A menudo, cuando íbamos a buscar a casa a uno de nuestros compañeros de escuela, por las mañanas temprano, antes de las clases, teníamos que saltar a los borrachos, que dormían profundamente en la vereda, después de una noche de parranda y juerga. La calle Orompello con todos sus prostíbulos, quedaba detrás de una de las tantas esquinas y allí, llegaban los hombres a gastarse la mitad del sueldo, bebiendo hasta perder el conocimiento. Orompello fue un astuto jefe araucano, que peleó contra los conquistadores y Arcilla lo menciona en su libro, la Araucanía, que en esos años leía con atención y recitaba a memoria muchos de sus versos.

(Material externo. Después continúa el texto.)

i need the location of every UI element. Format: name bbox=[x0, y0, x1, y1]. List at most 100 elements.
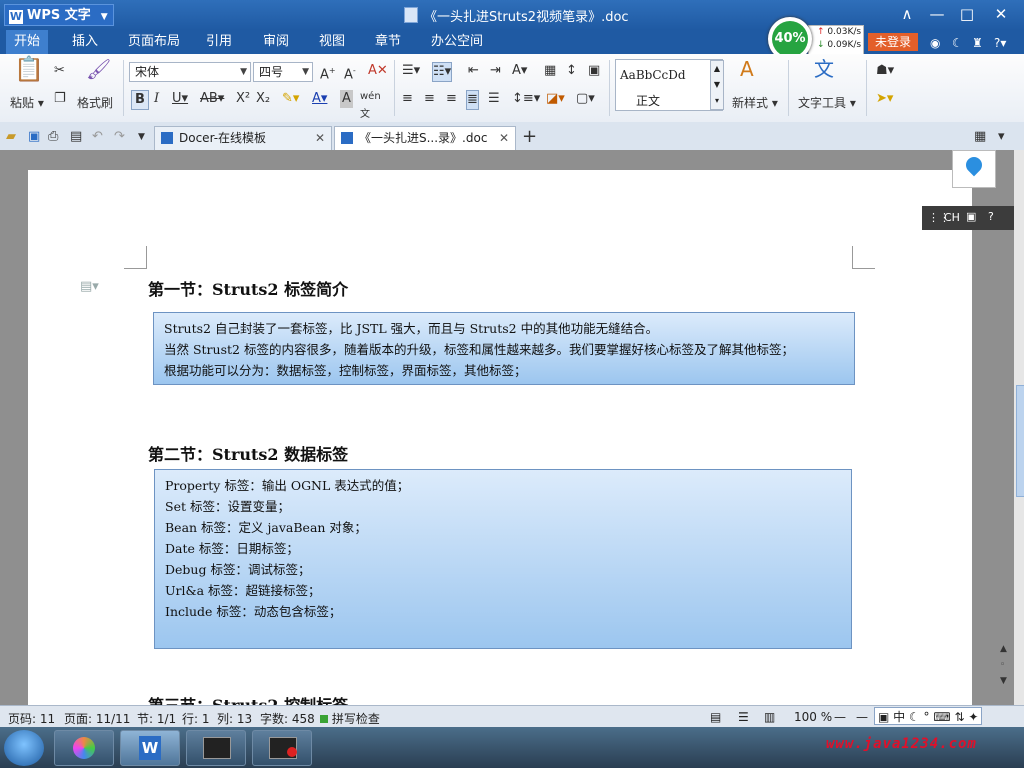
login-button[interactable]: 未登录 bbox=[868, 33, 918, 51]
app-menu-button[interactable]: W WPS 文字 ▼ bbox=[4, 4, 114, 26]
grow-font-icon[interactable]: A+ bbox=[320, 62, 336, 84]
ime-status[interactable]: ▣ 中 ☾ ° ⌨ ⇅ ✦ bbox=[874, 707, 983, 725]
table-icon[interactable]: ▦ bbox=[544, 62, 556, 80]
highlight-icon[interactable]: ✎▾ bbox=[282, 90, 299, 108]
moon-icon[interactable]: ☾ bbox=[952, 36, 963, 50]
paste-button[interactable]: 粘贴 ▾ bbox=[10, 94, 44, 111]
ime-panel-icon[interactable]: ▣ bbox=[966, 210, 976, 223]
tab-list-icon[interactable]: ▦ bbox=[974, 128, 986, 146]
zoom-level[interactable]: 100 % bbox=[794, 710, 832, 724]
format-brush-button[interactable]: 格式刷 bbox=[77, 94, 113, 111]
menu-references[interactable]: 引用 bbox=[198, 30, 240, 54]
new-style-button[interactable]: 新样式 ▾ bbox=[732, 94, 778, 111]
start-button[interactable] bbox=[4, 730, 44, 766]
bullet-list-icon[interactable]: ☰▾ bbox=[402, 62, 420, 80]
maximize-button[interactable]: □ bbox=[956, 5, 978, 23]
help-icon[interactable]: ?▾ bbox=[994, 36, 1006, 50]
location-button[interactable] bbox=[952, 150, 996, 188]
phonetic-guide-icon[interactable]: wén 文 bbox=[360, 88, 381, 124]
increase-indent-icon[interactable]: ⇥ bbox=[490, 62, 501, 80]
paste-icon[interactable]: 📋 bbox=[14, 57, 44, 81]
outline-view-icon[interactable]: ☰ bbox=[738, 710, 749, 724]
print-icon[interactable]: ⎙ bbox=[48, 128, 58, 146]
site-watermark: www.java1234.com bbox=[826, 736, 977, 752]
next-page-icon[interactable]: ▼ bbox=[1000, 672, 1007, 690]
close-button[interactable]: ✕ bbox=[990, 5, 1012, 23]
show-marks-icon[interactable]: ▣ bbox=[588, 62, 600, 80]
status-words[interactable]: 字数: 458 bbox=[260, 710, 315, 727]
text-tools-button[interactable]: 文字工具 ▾ bbox=[798, 94, 856, 111]
text-direction-icon[interactable]: A▾ bbox=[512, 62, 527, 80]
shading-icon[interactable]: ◪▾ bbox=[546, 90, 565, 108]
taskbar-media-app[interactable] bbox=[54, 730, 114, 766]
find-replace-icon[interactable]: ☗▾ bbox=[876, 62, 894, 80]
zoom-out-icon[interactable]: — bbox=[834, 710, 846, 724]
strikethrough-icon[interactable]: AB▾ bbox=[200, 90, 224, 108]
zoom-slider[interactable]: — bbox=[856, 710, 868, 724]
menu-view[interactable]: 视图 bbox=[311, 30, 353, 54]
menu-insert[interactable]: 插入 bbox=[64, 30, 106, 54]
menu-home[interactable]: 开始 bbox=[6, 30, 49, 54]
align-center-icon[interactable]: ≡ bbox=[424, 90, 435, 108]
sort-icon[interactable]: ↕ bbox=[566, 62, 577, 80]
document-page[interactable]: ▤▾ 第一节：Struts2 标签简介 Struts2 自己封装了一套标签，比 … bbox=[28, 170, 972, 710]
char-shading-icon[interactable]: A bbox=[340, 90, 353, 108]
quick-access-more-icon[interactable]: ▼ bbox=[138, 128, 145, 146]
ime-help-icon[interactable]: ? bbox=[988, 210, 994, 223]
taskbar-terminal-1[interactable] bbox=[186, 730, 246, 766]
menu-page-layout[interactable]: 页面布局 bbox=[120, 30, 188, 54]
text-tools-icon[interactable]: 文 bbox=[814, 59, 834, 79]
border-icon[interactable]: ▢▾ bbox=[576, 90, 595, 108]
skin-icon[interactable]: ◉ bbox=[930, 36, 940, 50]
format-brush-icon[interactable]: 🖌 bbox=[86, 59, 111, 79]
align-left-icon[interactable]: ≡ bbox=[402, 90, 413, 108]
print-preview-icon[interactable]: ▤ bbox=[70, 128, 82, 146]
save-icon[interactable]: ▣ bbox=[28, 128, 40, 146]
paragraph-handle-icon[interactable]: ▤▾ bbox=[80, 278, 99, 296]
scrollbar-thumb[interactable] bbox=[1016, 385, 1024, 497]
web-view-icon[interactable]: ▥ bbox=[764, 710, 775, 724]
align-right-icon[interactable]: ≡ bbox=[446, 90, 457, 108]
close-tab-icon[interactable]: ✕ bbox=[315, 127, 325, 149]
style-gallery-scroll[interactable]: ▲ ▼ ▾ bbox=[710, 60, 724, 110]
numbered-list-icon[interactable]: ☷▾ bbox=[432, 62, 453, 82]
select-icon[interactable]: ➤▾ bbox=[876, 90, 893, 108]
open-folder-icon[interactable]: ▰ bbox=[6, 128, 16, 146]
italic-icon[interactable]: I bbox=[154, 90, 159, 108]
justify-icon[interactable]: ≣ bbox=[466, 90, 479, 110]
page-view-icon[interactable]: ▤ bbox=[710, 710, 721, 724]
decrease-indent-icon[interactable]: ⇤ bbox=[468, 62, 479, 80]
clear-format-icon[interactable]: A✕ bbox=[368, 62, 388, 80]
underline-icon[interactable]: U▾ bbox=[172, 90, 188, 108]
new-style-icon[interactable]: A bbox=[740, 59, 754, 79]
distribute-icon[interactable]: ☰ bbox=[488, 90, 500, 108]
taskbar-terminal-2[interactable] bbox=[252, 730, 312, 766]
bold-icon[interactable]: B bbox=[131, 90, 149, 110]
tab-document[interactable]: 《一头扎进S...录》.doc ✕ bbox=[334, 126, 516, 150]
style-gallery[interactable]: AaBbCcDd 正文 bbox=[615, 59, 723, 111]
font-size-select[interactable]: 四号 ▼ bbox=[253, 62, 313, 82]
undo-icon[interactable]: ↶ bbox=[92, 128, 103, 146]
tab-menu-icon[interactable]: ▾ bbox=[998, 128, 1005, 146]
cut-icon[interactable]: ✂ bbox=[54, 62, 65, 80]
taskbar-wps-writer[interactable]: W bbox=[120, 730, 180, 766]
copy-icon[interactable]: ❐ bbox=[54, 90, 66, 108]
font-name-select[interactable]: 宋体 ▼ bbox=[129, 62, 251, 82]
tab-docer[interactable]: Docer-在线模板 ✕ bbox=[154, 126, 332, 150]
new-tab-button[interactable]: + bbox=[522, 126, 537, 147]
spellcheck-toggle[interactable]: 拼写检查 bbox=[320, 710, 380, 727]
shirt-icon[interactable]: ♜ bbox=[972, 36, 983, 50]
subscript-icon[interactable]: X₂ bbox=[256, 90, 270, 108]
menu-section[interactable]: 章节 bbox=[367, 30, 409, 54]
minimize-button[interactable]: — bbox=[926, 5, 948, 23]
font-color-icon[interactable]: A▾ bbox=[312, 90, 327, 108]
ribbon-collapse-button[interactable]: ∧ bbox=[896, 5, 918, 23]
superscript-icon[interactable]: X² bbox=[236, 90, 250, 108]
redo-icon[interactable]: ↷ bbox=[114, 128, 125, 146]
line-spacing-icon[interactable]: ↕≡▾ bbox=[512, 90, 540, 108]
menu-review[interactable]: 审阅 bbox=[255, 30, 297, 54]
ime-toolbar[interactable]: ⋮⋮ CH ▣ ? ⋮ bbox=[922, 206, 1024, 230]
close-tab-icon[interactable]: ✕ bbox=[499, 127, 509, 149]
menu-office-space[interactable]: 办公空间 bbox=[423, 30, 491, 54]
shrink-font-icon[interactable]: A- bbox=[344, 62, 356, 84]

Pero un día de septiembre de hace ya unos 50 años, esas calles se llenaron de soldados, de tanques y de muerte, buscando enemigos inexistentes en personas desarmadas, que tenían sus mismos nombres y apellidos, sus mismos rostros y eran su misma gente. Pero la orden de abrir fuego siempre fue obedecida y las calles de Concepción se transformaron en un cementerio a campo abierto, sin tumbas y lleno de cadáveres inocentes.
Esos fueron mis últimos días en la ciudad, que dejé atrás a los 17 años. Sus calles son siempre las mismas, la plaza está siempre allí, más vacía que antes y las calles con sus nombres evocan las mismas historias de lucha de un pasado heroico, que está ya lejos, muy lejos del presente. En Concepción aprendí de la vida y de la muerte, de la libertad y de las ideas, del futuro y del progreso. Allí tuve mis primeros amores, allí sufrí mis primeras derrotas y recibí fuertes golpes. Allí dejé gotas de sangre en oscuros rincones y de allí conservo tantos inenarrables recuerdos.